Grillo invested his notoriety-capital, accumulated on television, in the Web. The strength of the representation he offers fills the void of political representation. The umpteenth anomaly consists in the Movement saying it wants to go “beyond representation” but ending up legitimating the handing over of control – the electoral mechanism, the belief that voting is the only way to change things. If you follow the activities and discussions within M5S, you’ll see how everything now seems to be revolving only around the issue of votes and electoral campaigns. For M5S people, the point is not changing a system which does not work, but replacing those in government with “citizen”, professional politicians with “common people”.
“Neither left nor right".
In the beginning, leaving aside its organisational methods and communication style, M5S was mainly animated by ‘left-wing’ issues such as ecology, citizens’ participation, critical consumption, and the struggle against the abuses of political elites. Moreover, its activists often used the same symbols and slogans as global movements, such as the Anonymous mask, the flags against TAV (the high speed train line in the Val di Susa) or the images of the ‘Arab Spring’ squares and of the Spanish acampadas. However, M5S always defined itself as “neither left nor right”. It is not a way to distinguish itself from major parties, unified by their substantial endorsement of austerity policies. Vote analysis has shown that the M5S had its first electoral boom in the spring of 2012 in Sicily by winning over right-wing voters disillusioned with Berlusconi’s corporate party and the Northern League’s xenophobic secessionism. This happened because, in the name of representing “all citizens”, M5S also endorses traditionally right-wing discourses, such as resentment against migrants, opposition to Italian citizenship for second-generation migrants, calling for ‘national sovereignty’ to be reinstated, or a generic protest against ‘taxes’ and public spending. On the web, footage is circulating of a dialogue between Beppe Grillo and a candidate of CasaPound, a neofascist organisation. “The people of CasaPound want to know if you’re an antifascist”, the far-right militant says. “This is a problem which does not concern me”, Grillo answers. This is not the stuff “that matters”, Casaleggio's associate explains, to the point that a CasaPound member could well enter his “Movement”. That would not be a problem. “You are here just as we are”.

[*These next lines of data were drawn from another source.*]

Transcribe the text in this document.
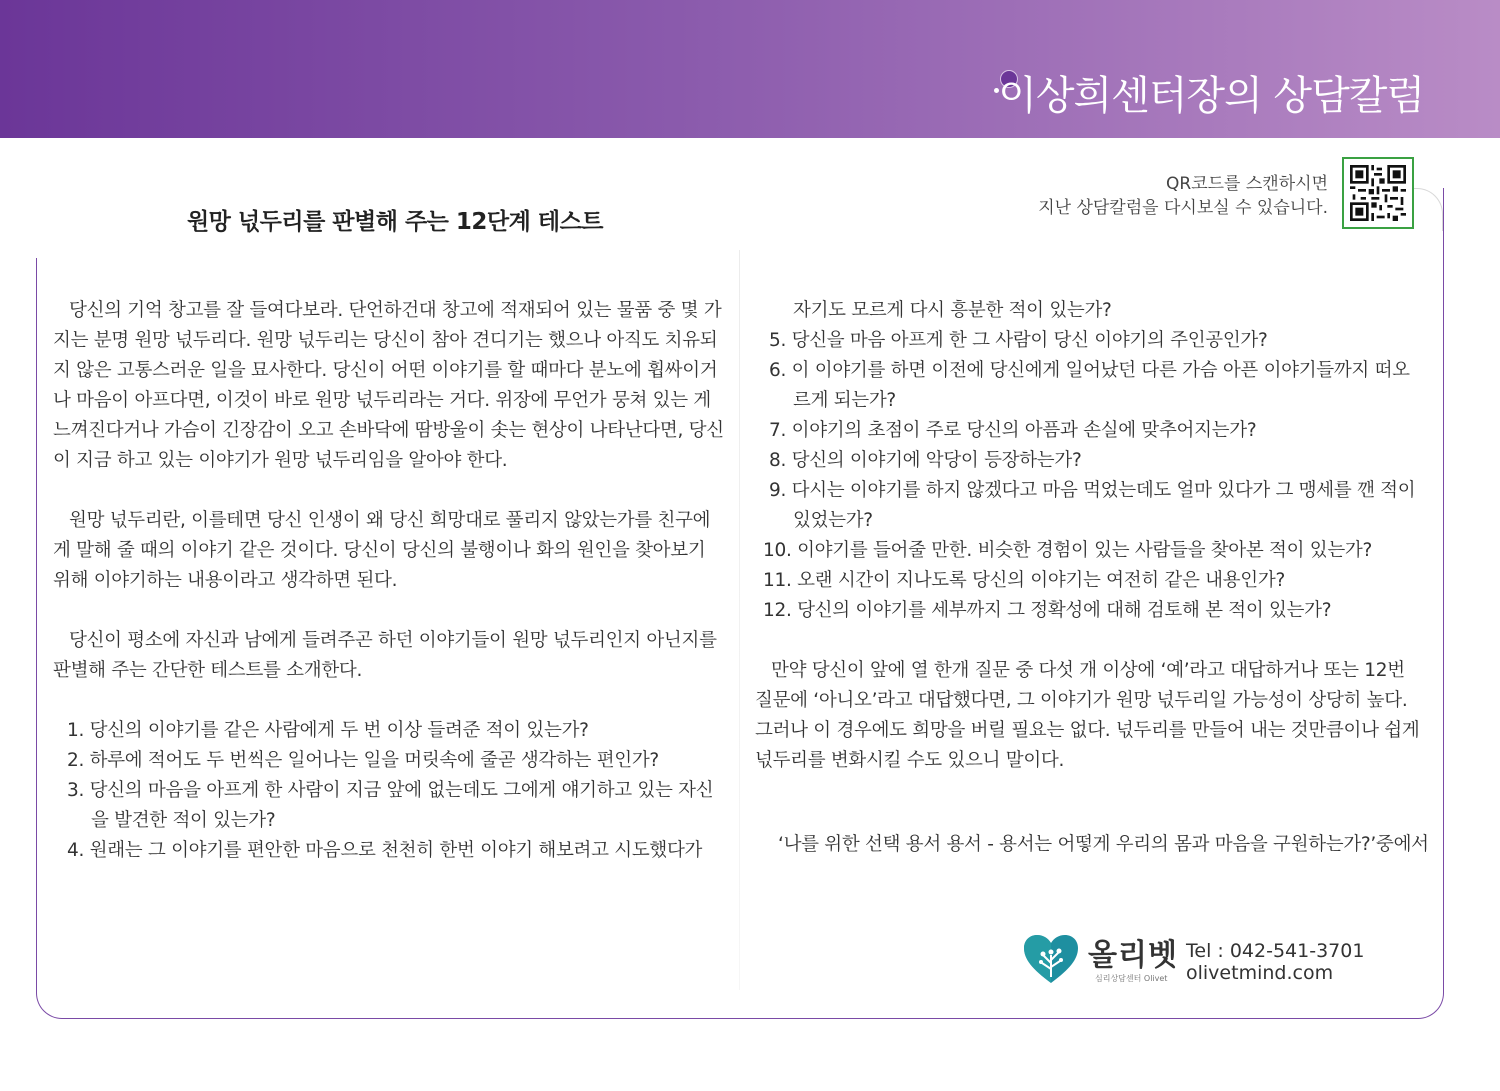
이상희센터장의 상담칼럼
원망 넋두리를 판별해 주는 12단계 테스트
QR코드를 스캔하시면
지난 상담칼럼을 다시보실 수 있습니다.

당신의 기억 창고를 잘 들여다보라. 단언하건대 창고에 적재되어 있는 물품 중 몇 가지는 분명 원망 넋두리다. 원망 넋두리는 당신이 참아 견디기는 했으나 아직도 치유되지 않은 고통스러운 일을 묘사한다. 당신이 어떤 이야기를 할 때마다 분노에 휩싸이거나 마음이 아프다면, 이것이 바로 원망 넋두리라는 거다. 위장에 무언가 뭉쳐 있는 게 느껴진다거나 가슴이 긴장감이 오고 손바닥에 땀방울이 솟는 현상이 나타난다면, 당신이 지금 하고 있는 이야기가 원망 넋두리임을 알아야 한다.

원망 넋두리란, 이를테면 당신 인생이 왜 당신 희망대로 풀리지 않았는가를 친구에게 말해 줄 때의 이야기 같은 것이다. 당신이 당신의 불행이나 화의 원인을 찾아보기 위해 이야기하는 내용이라고 생각하면 된다.

당신이 평소에 자신과 남에게 들려주곤 하던 이야기들이 원망 넋두리인지 아닌지를 판별해 주는 간단한 테스트를 소개한다.

1. 당신의 이야기를 같은 사람에게 두 번 이상 들려준 적이 있는가?

2. 하루에 적어도 두 번씩은 일어나는 일을 머릿속에 줄곧 생각하는 편인가?

3. 당신의 마음을 아프게 한 사람이 지금 앞에 없는데도 그에게 얘기하고 있는 자신을 발견한 적이 있는가?

4. 원래는 그 이야기를 편안한 마음으로 천천히 한번 이야기 해보려고 시도했다가

자기도 모르게 다시 흥분한 적이 있는가?

5. 당신을 마음 아프게 한 그 사람이 당신 이야기의 주인공인가?

6. 이 이야기를 하면 이전에 당신에게 일어났던 다른 가슴 아픈 이야기들까지 떠오르게 되는가?

7. 이야기의 초점이 주로 당신의 아픔과 손실에 맞추어지는가?

8. 당신의 이야기에 악당이 등장하는가?

9. 다시는 이야기를 하지 않겠다고 마음 먹었는데도 얼마 있다가 그 맹세를 깬 적이 있었는가?

10. 이야기를 들어줄 만한. 비슷한 경험이 있는 사람들을 찾아본 적이 있는가?

11. 오랜 시간이 지나도록 당신의 이야기는 여전히 같은 내용인가?

12. 당신의 이야기를 세부까지 그 정확성에 대해 검토해 본 적이 있는가?

만약 당신이 앞에 열 한개 질문 중 다섯 개 이상에 ‘예’라고 대답하거나 또는 12번 질문에 ‘아니오’라고 대답했다면, 그 이야기가 원망 넋두리일 가능성이 상당히 높다. 그러나 이 경우에도 희망을 버릴 필요는 없다. 넋두리를 만들어 내는 것만큼이나 쉽게 넋두리를 변화시킬 수도 있으니 말이다.

‘나를 위한 선택 용서 용서 - 용서는 어떻게 우리의 몸과 마음을 구원하는가?’중에서
올리벳
심리상담센터 Olivet
Tel : 042-541-3701
olivetmind.com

*Translated by Dinamopress. Giuliano Santoro is the author of "Un Grillo Qualunque. Il Movimento 5 Stelle e il populismo digitale nella crisi dei partiti italiani" (Castelvecchi, updated edition 2013).
Comments
Thanks for posting. This
Thanks for posting. This party may have got more votes than any other party in the election:
http://www.guardian.co.uk/world/2013/feb/25/beppe-grillo-italy-election-success
Hum. Yes. That Guardian
Hum. Yes. That Guardian article is a good example of the almost uncritical, semi-hagiographic approach (with the exception of the last lines) that makes Santoro's piece a useful bit of counter-info.